1. Open a new mission and name it something like "Object template". The map you pick is a minor detail but a simple map with a lot of flat area helps. I will mention the only map drawback later.
2. On a flat area of the map, open the object viewer and starting wherever you desire, start laying out objects and grouping them by whatever category you will best remember them. For example, I have all the churches grouped together, English building, french buildings, pacific style buildings, factory stuff, wharves and docks including all the raised items to fit on top of docks. Roads and railroads with all the vehicles grouped in one area and trains and trains stuff. It sounds tedious but it can be done quicker is you take one short cut. For the long lists of items like personnel, ordnance and stuff that have many small variations, you can place just a few and when you need such an item, just select that item and your object viewer will 'jump' to that area of the object list.
3. Once assembled, save the mission.
Now when you have opened and saved a new mission you are starting to built, exit that new mission open the object template, select all the objects, copy them, re-open the new mission and paste the template of objects into a neutral area. Now when you need oil tanks, go to that collection in the template, select the tank you desire, move to the area you need it placed, click to place that object. Need a German soldier? Locate where a few soldiers group, select one, open the object viewer and your list has jumped to that area of the object list and you can now scroll till you find the one you specifically need.
Is it a perfect solution? It works for me. The only drawback is there are only so many objects that a video card will support and if you start placing objects but they have no textures, you have hit that point. Fortunately, since you will delete the object collection at the end, it is more a warning and you will lessen the object count when you delete the collection.
The only map selection consideration is if the map does not have an object in it's static.ini, it will not place on the map.

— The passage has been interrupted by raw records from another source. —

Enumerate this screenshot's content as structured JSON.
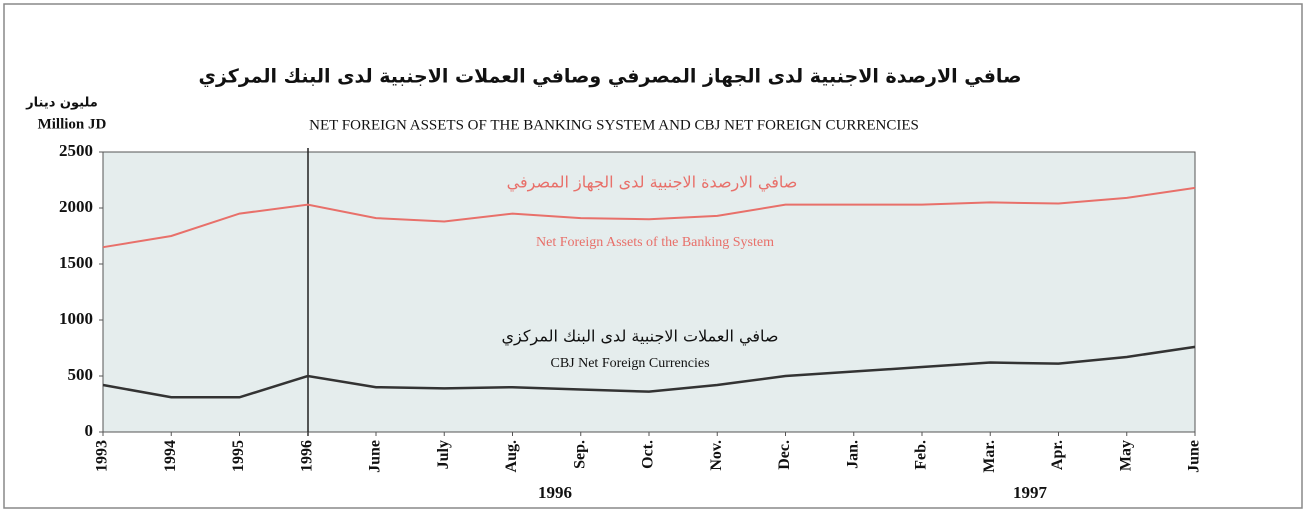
{
  "chart_data": {
    "type": "line",
    "title_ar": "صافي الارصدة الاجنبية لدى الجهاز المصرفي وصافي العملات الاجنبية لدى البنك المركزي",
    "title": "NET FOREIGN ASSETS OF THE BANKING SYSTEM AND CBJ NET FOREIGN CURRENCIES",
    "y_unit_ar": "مليون دينار",
    "y_unit": "Million JD",
    "categories": [
      "1993",
      "1994",
      "1995",
      "1996",
      "June",
      "July",
      "Aug.",
      "Sep.",
      "Oct.",
      "Nov.",
      "Dec.",
      "Jan.",
      "Feb.",
      "Mar.",
      "Apr.",
      "May",
      "June"
    ],
    "year_labels": [
      "1996",
      "1997"
    ],
    "series": [
      {
        "name": "Net Foreign Assets of the Banking System",
        "name_ar": "صافي الارصدة الاجنبية لدى الجهاز المصرفي",
        "color": "#e8706a",
        "values": [
          1650,
          1750,
          1950,
          2030,
          1910,
          1880,
          1950,
          1910,
          1900,
          1930,
          2030,
          2030,
          2030,
          2050,
          2040,
          2090,
          2180
        ]
      },
      {
        "name": "CBJ Net Foreign Currencies",
        "name_ar": "صافي العملات الاجنبية لدى البنك المركزي",
        "color": "#333333",
        "values": [
          420,
          310,
          310,
          500,
          400,
          390,
          400,
          380,
          360,
          420,
          500,
          540,
          580,
          620,
          610,
          670,
          760
        ]
      }
    ],
    "ylim": [
      0,
      2500
    ],
    "yticks": [
      0,
      500,
      1000,
      1500,
      2000,
      2500
    ]
  }
}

This is a good way to detect such limitations on a map but it means if you build your template on a winter map or a pacific ocean only map and your mission is summer or Europe, some limitation of objects will exists that will frustrate mission building.
I hope my description of this method is not too convoluted to understand. It is not perfect but I found it over time (as I got use to my layout of objects) it became quicker than scrolling the viewer especially since it allowed me to 'grab, copy, paste' many similar objects I had grouped together) and arrange them (such as building a factory) rather than one object at a time.